Handing it over to Ambedkar

  • Gandhi pragmatically distanced himself from a constitution that bore his name. At that time, there was considerable momentum towards a progressive post-world war 2 constitution based on following provisions:
  1. a big state with the authority to ensure law and order
  2. separation of powers to prevent overreach
  3. a range of fundamental rights to capture the global move towards universal human rights for all.
  • Gandhi found such a constitution “entirely Western” but grasped its prospect of consensus instinctively. He himself rang the death knell of the Gandhian Constitution by persuading Rajendra Prasad to appoint B.R. Ambedkar as the Chairperson of the Drafting Committee of the Constitution in August 1947. Ambedkar had a clear and well articulated vision of what India’s Constitution should look like, which was nothing like Gandhi’s.
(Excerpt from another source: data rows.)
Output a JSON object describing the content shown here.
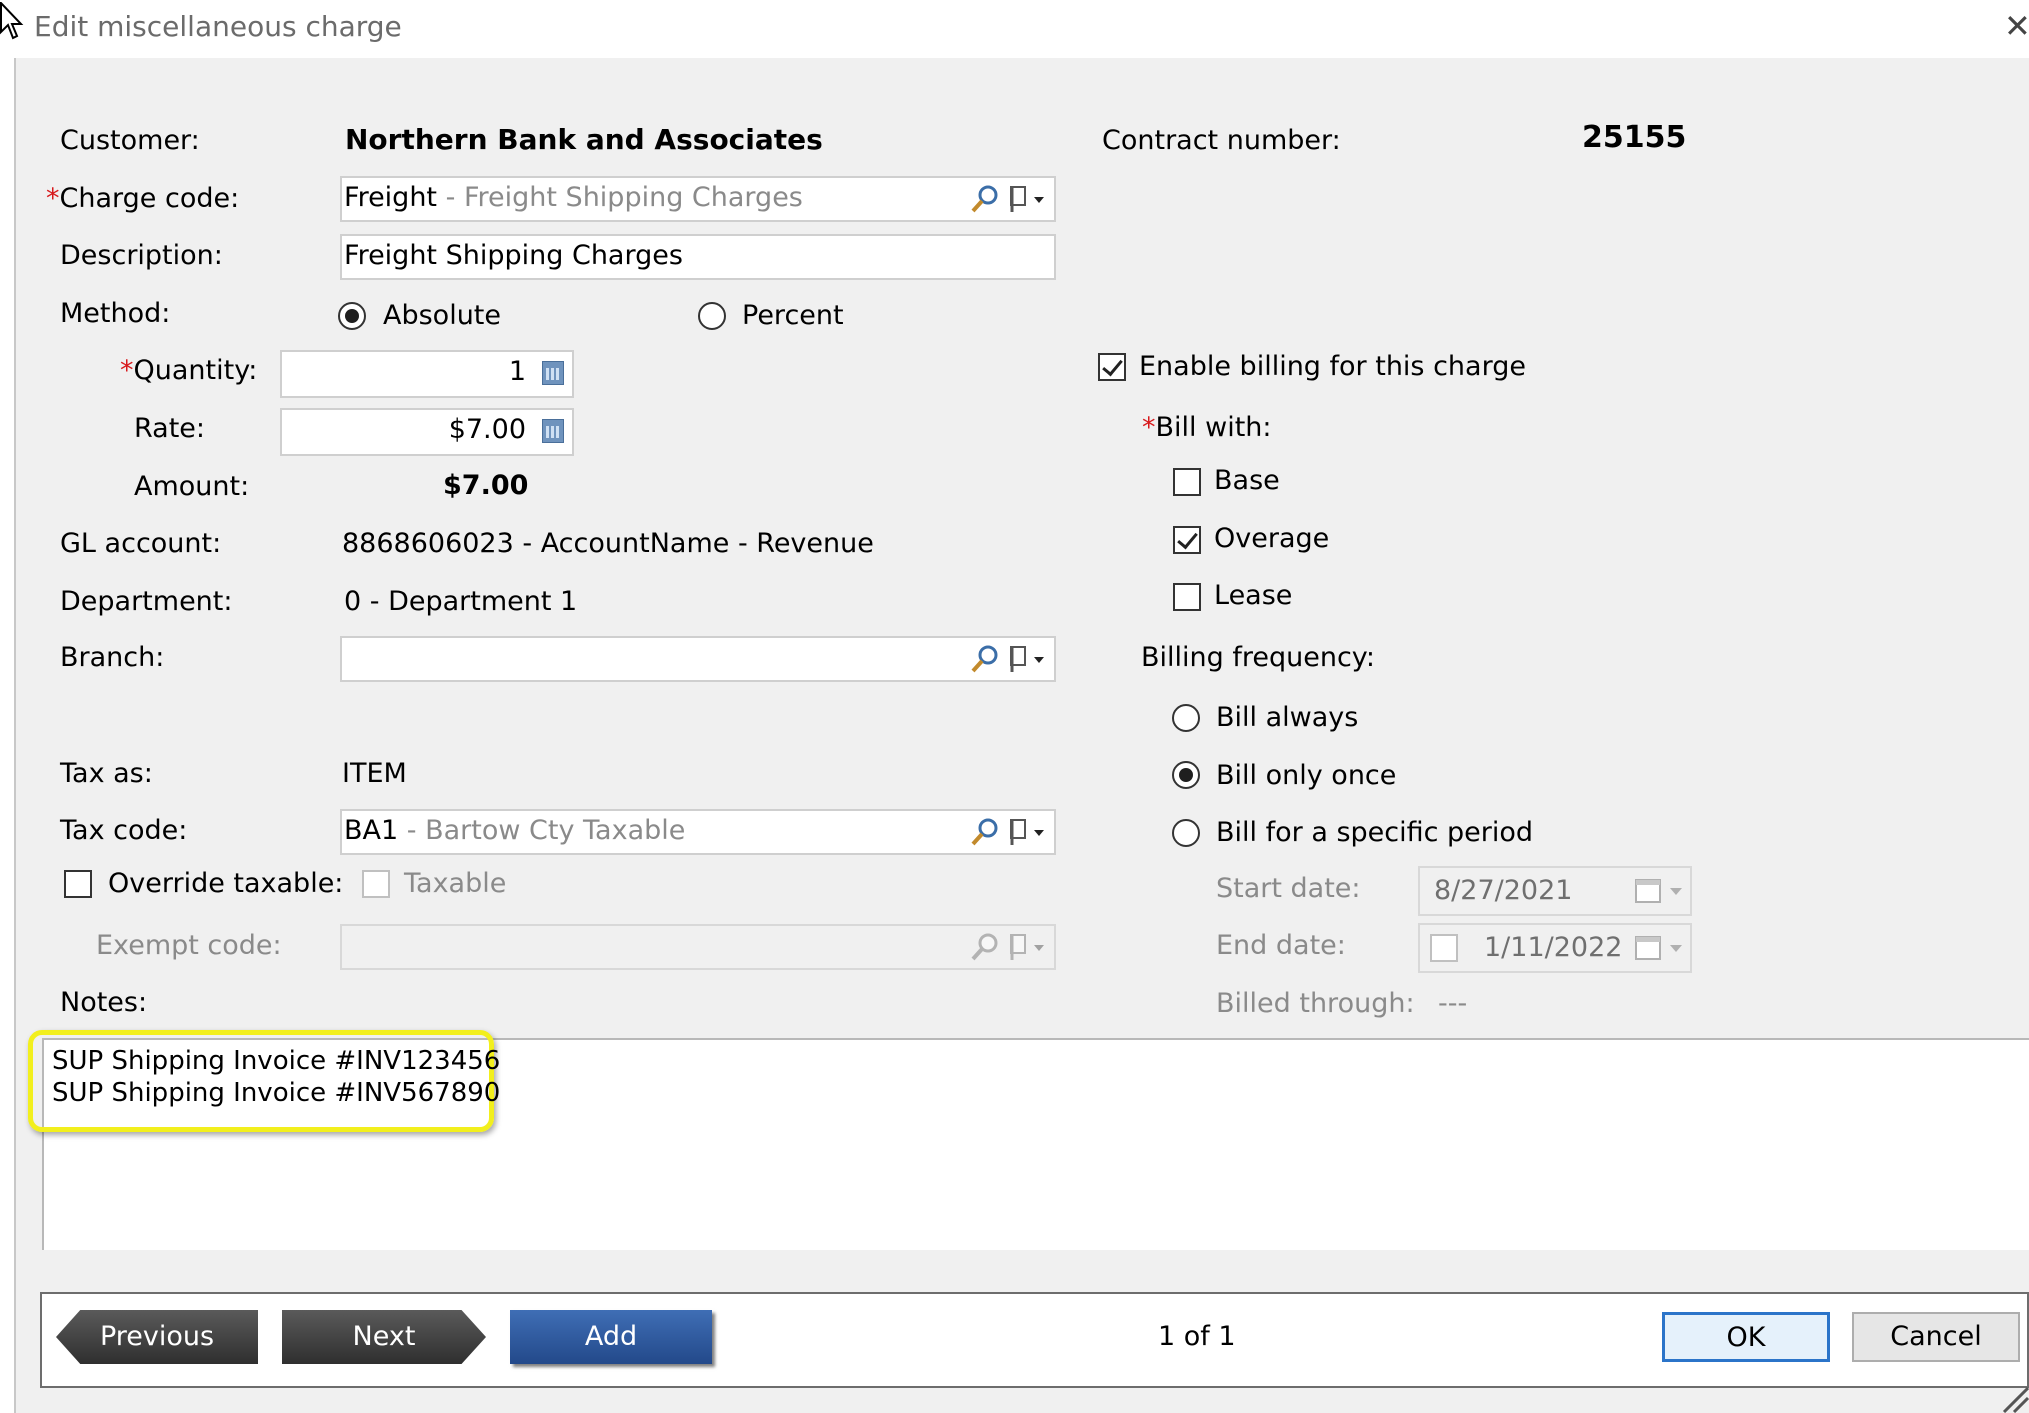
{
  "window": {
    "title": "Edit miscellaneous charge",
    "close_glyph": "✕"
  },
  "customer": {
    "label": "Customer:",
    "value": "Northern Bank and Associates"
  },
  "contract": {
    "label": "Contract number:",
    "value": "25155"
  },
  "charge_code": {
    "required_mark": "*",
    "label": "Charge code:",
    "code": "Freight",
    "separator": " - ",
    "name": "Freight Shipping Charges"
  },
  "description": {
    "label": "Description:",
    "value": "Freight Shipping Charges"
  },
  "method": {
    "label": "Method:",
    "options": [
      "Absolute",
      "Percent"
    ],
    "selected": "Absolute"
  },
  "quantity": {
    "required_mark": "*",
    "label": "Quantity:",
    "value": "1"
  },
  "rate": {
    "label": "Rate:",
    "value": "$7.00"
  },
  "amount": {
    "label": "Amount:",
    "value": "$7.00"
  },
  "gl_account": {
    "label": "GL account:",
    "value": "8868606023 - AccountName - Revenue"
  },
  "department": {
    "label": "Department:",
    "value": "0 - Department 1"
  },
  "branch": {
    "label": "Branch:",
    "value": ""
  },
  "tax_as": {
    "label": "Tax as:",
    "value": "ITEM"
  },
  "tax_code": {
    "label": "Tax code:",
    "code": "BA1",
    "separator": " - ",
    "name": "Bartow Cty Taxable"
  },
  "override_taxable": {
    "label": "Override taxable:",
    "checked": false
  },
  "taxable": {
    "label": "Taxable",
    "checked": false,
    "enabled": false
  },
  "exempt_code": {
    "label": "Exempt code:",
    "value": ""
  },
  "notes": {
    "label": "Notes:",
    "lines": [
      "SUP Shipping Invoice #INV123456",
      "SUP Shipping Invoice #INV567890"
    ]
  },
  "billing": {
    "enable_label": "Enable billing for this charge",
    "enabled": true,
    "bill_with_required_mark": "*",
    "bill_with_label": "Bill with:",
    "bill_with": [
      {
        "label": "Base",
        "checked": false
      },
      {
        "label": "Overage",
        "checked": true
      },
      {
        "label": "Lease",
        "checked": false
      }
    ],
    "frequency_label": "Billing frequency:",
    "frequency_options": [
      "Bill always",
      "Bill only once",
      "Bill for a specific period"
    ],
    "frequency_selected": "Bill only once",
    "start_date": {
      "label": "Start date:",
      "value": "8/27/2021"
    },
    "end_date": {
      "label": "End date:",
      "value": "1/11/2022",
      "checked": false
    },
    "billed_through": {
      "label": "Billed through:",
      "value": "---"
    }
  },
  "footer": {
    "previous": "Previous",
    "next": "Next",
    "add": "Add",
    "pager": "1 of 1",
    "ok": "OK",
    "cancel": "Cancel"
  },
  "colors": {
    "required": "#d7191c",
    "highlight": "#f2ef1d",
    "add_button": "#2f5ea5",
    "nav_button": "#404040",
    "ok_border": "#2b74c9"
  },
  "icons": {
    "lookup": "magnifier-icon",
    "flag": "flag-dropdown-icon",
    "calculator": "calculator-icon",
    "calendar": "calendar-icon"
  }
}
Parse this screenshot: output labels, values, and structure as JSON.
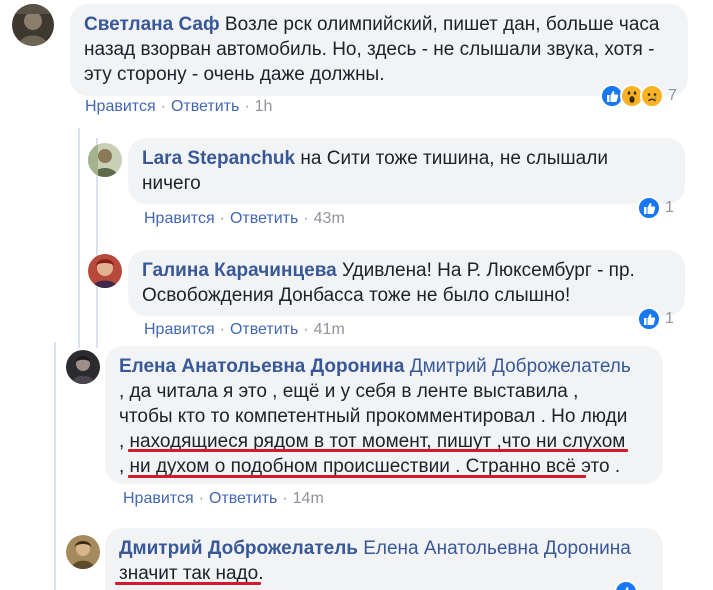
{
  "comments": [
    {
      "author": "Светлана Саф",
      "mention": "",
      "text": "Возле рск олимпийский, пишет дан, больше часа назад взорван автомобиль. Но, здесь - не слышали звука, хотя - эту сторону - очень даже должны.",
      "like_label": "Нравится",
      "reply_label": "Ответить",
      "time": "1h",
      "reaction_count": "7",
      "reactions": [
        "like-icon",
        "wow-icon",
        "sad-icon"
      ]
    },
    {
      "author": "Lara Stepanchuk",
      "mention": "",
      "text": "на Сити тоже тишина, не слышали ничего",
      "like_label": "Нравится",
      "reply_label": "Ответить",
      "time": "43m",
      "reaction_count": "1",
      "reactions": [
        "like-icon"
      ]
    },
    {
      "author": "Галина Карачинцева",
      "mention": "",
      "text": "Удивлена! На Р. Люксембург - пр. Освобождения Донбасса тоже не было слышно!",
      "like_label": "Нравится",
      "reply_label": "Ответить",
      "time": "41m",
      "reaction_count": "1",
      "reactions": [
        "like-icon"
      ]
    },
    {
      "author": "Елена Анатольевна Доронина",
      "mention": "Дмитрий Доброжелатель",
      "text_lines": [
        ", да читала я это , ещё и у себя в ленте выставила ,",
        "чтобы кто то компетентный прокомментировал . Но люди",
        ", находящиеся рядом в тот момент, пишут ,что ни слухом",
        ", ни духом о подобном происшествии . Странно всё это ."
      ],
      "like_label": "Нравится",
      "reply_label": "Ответить",
      "time": "14m"
    },
    {
      "author": "Дмитрий Доброжелатель",
      "mention": "Елена Анатольевна Доронина",
      "text": "значит так надо."
    }
  ],
  "separator": "·",
  "colors": {
    "link": "#385898",
    "action": "#4267b2",
    "meta": "#90949c",
    "bubble": "#f2f3f5",
    "underline": "#d11a2a",
    "like": "#1877f2",
    "emoji": "#f7b125"
  }
}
Gandhi vs Ambedkar: Constitutional ideas:

  1. Ambedkar believed that India needed a powerful state machinery that could ensure law and order at the margins of the country. Gandhi on the other hand believed that a large state would be too distant from the people.
  2. For Ambedkar, the state would be duty bound to manage the economy and control industries for the common good. But for Gandhi, self sustaining villages based on agriculture and cottage industry were the way forward.
  3. Centuries of feudalism, sectarianism and casteism would be uprooted, in Ambedkar’s vision, through fundamental rights to life, liberty and equality for every individual. Gandhi thought that history could not be undone by a policy document such as a constitution — it needed individuals to change themselves.
  • Gandhi had grave disagreement with each of Ambedkar’s visions but realised that they enjoyed a wide consensus across party lines. As a result, he was content in letting his ideal constitution wait its turn.

A constitutional moment?

  • Today, we are much like India was in 1908 when Gandhi wrote Hind Swaraj — a nation in flux — than in 1950, when India was a nation imbued with newfound freedom. This is why it is a good time not to draft a new constitution, but to articulate a vision of what new constitutional ideas India needs. These ideas have to be built not just on the existing Constitution worked on by B.R. Ambedkar and other members in the Constituent Assembly but also with the Gandhian ideas they ignored as too radical.
  • This is not a suggestion to be premodern as many Gandhian thoughts were. Rather, it is an invitation to ask the fundamental question that Gandhi did — what kind of constitution can bring good governance to India? Unlike names and buildings, constitutions do not, and should not change overnight. But that does not mean that they should not change at all.